A corrida de F1 é uma prova de resistência que deve ser feita a fundo! Este é o conceito.
Frenando_Afondo™
15 Dezembro, 2017 at 18:11
Espero que isto não seja uma indirecta para o pessoal da FIA criar algum tipo de fiabilidade artificial para forçar equipas a desistir e assim “dar nova vida ao mundial em momentos chave” e outras patacuadas “à lá FIA”.
João Pereira
15 Dezembro, 2017 at 20:08
Duvido que os seus compatriotas da Renault concordem com ele, até porque diminuir em 25% a disponibilidade de unidades motrizes ou 26% se considerarmos que vai haver mais uma corrida, não vai fazer feliz o construtor de motores que ficou em segundo lugar em termos de falta de fiabilidade.
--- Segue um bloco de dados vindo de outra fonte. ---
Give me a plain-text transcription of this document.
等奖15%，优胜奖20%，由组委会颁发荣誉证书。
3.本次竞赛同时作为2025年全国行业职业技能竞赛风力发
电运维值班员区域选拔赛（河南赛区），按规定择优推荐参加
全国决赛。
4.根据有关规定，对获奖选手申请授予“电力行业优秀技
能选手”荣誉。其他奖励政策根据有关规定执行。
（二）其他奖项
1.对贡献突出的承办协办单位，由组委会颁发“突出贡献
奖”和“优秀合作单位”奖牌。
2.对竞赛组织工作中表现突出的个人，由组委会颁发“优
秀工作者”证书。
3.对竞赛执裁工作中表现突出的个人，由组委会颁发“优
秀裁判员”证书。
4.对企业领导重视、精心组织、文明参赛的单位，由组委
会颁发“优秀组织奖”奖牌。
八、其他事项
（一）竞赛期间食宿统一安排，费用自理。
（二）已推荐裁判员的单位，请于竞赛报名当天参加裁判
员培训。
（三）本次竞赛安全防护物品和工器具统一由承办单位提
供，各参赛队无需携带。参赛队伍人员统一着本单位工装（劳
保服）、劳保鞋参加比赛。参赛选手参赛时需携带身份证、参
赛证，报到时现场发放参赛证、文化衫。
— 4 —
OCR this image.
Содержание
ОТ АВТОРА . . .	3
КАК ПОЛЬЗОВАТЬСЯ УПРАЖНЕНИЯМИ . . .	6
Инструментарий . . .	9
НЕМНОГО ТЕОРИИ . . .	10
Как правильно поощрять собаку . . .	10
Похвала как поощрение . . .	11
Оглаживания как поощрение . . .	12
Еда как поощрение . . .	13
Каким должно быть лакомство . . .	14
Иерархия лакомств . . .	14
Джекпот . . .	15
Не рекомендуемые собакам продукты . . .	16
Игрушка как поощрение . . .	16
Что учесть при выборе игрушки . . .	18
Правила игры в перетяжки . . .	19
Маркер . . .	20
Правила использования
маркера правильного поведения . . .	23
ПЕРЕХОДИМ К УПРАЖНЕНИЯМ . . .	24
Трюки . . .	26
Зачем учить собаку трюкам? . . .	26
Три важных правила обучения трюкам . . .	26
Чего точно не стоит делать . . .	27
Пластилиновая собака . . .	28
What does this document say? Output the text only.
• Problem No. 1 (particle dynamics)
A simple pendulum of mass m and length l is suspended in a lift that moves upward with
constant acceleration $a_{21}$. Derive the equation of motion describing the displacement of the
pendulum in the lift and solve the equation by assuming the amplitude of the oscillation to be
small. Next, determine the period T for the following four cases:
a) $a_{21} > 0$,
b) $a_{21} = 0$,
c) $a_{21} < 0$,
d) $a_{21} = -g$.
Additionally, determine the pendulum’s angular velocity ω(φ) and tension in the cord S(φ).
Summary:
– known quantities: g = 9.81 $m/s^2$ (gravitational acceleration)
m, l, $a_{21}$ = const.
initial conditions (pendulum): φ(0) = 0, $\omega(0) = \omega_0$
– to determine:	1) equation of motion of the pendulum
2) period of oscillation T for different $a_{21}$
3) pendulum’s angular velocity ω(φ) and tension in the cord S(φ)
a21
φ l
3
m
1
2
Se a ideia é equilibrar as coisas em termos de fiabilidade, parece-me que não é este o caminho, embora pareça muito razoável, se considerarmos o passado deste pequeno Napoleão com a Ferrari, e o estatuto preveligiado de que a marca italiana goza desde sempre junto da FIA e da FOM.
Sinceramente, preferia JMB a Todt, principalmente porque o primeiro era mais directo e assumia as suas decisões, este “intruja” fica nos bastidores, enche o bolso com as comissões dos promotores, e não faz nada em favor do desporto automóvel como responsável máximo da autoridade que deveria ser a FIA.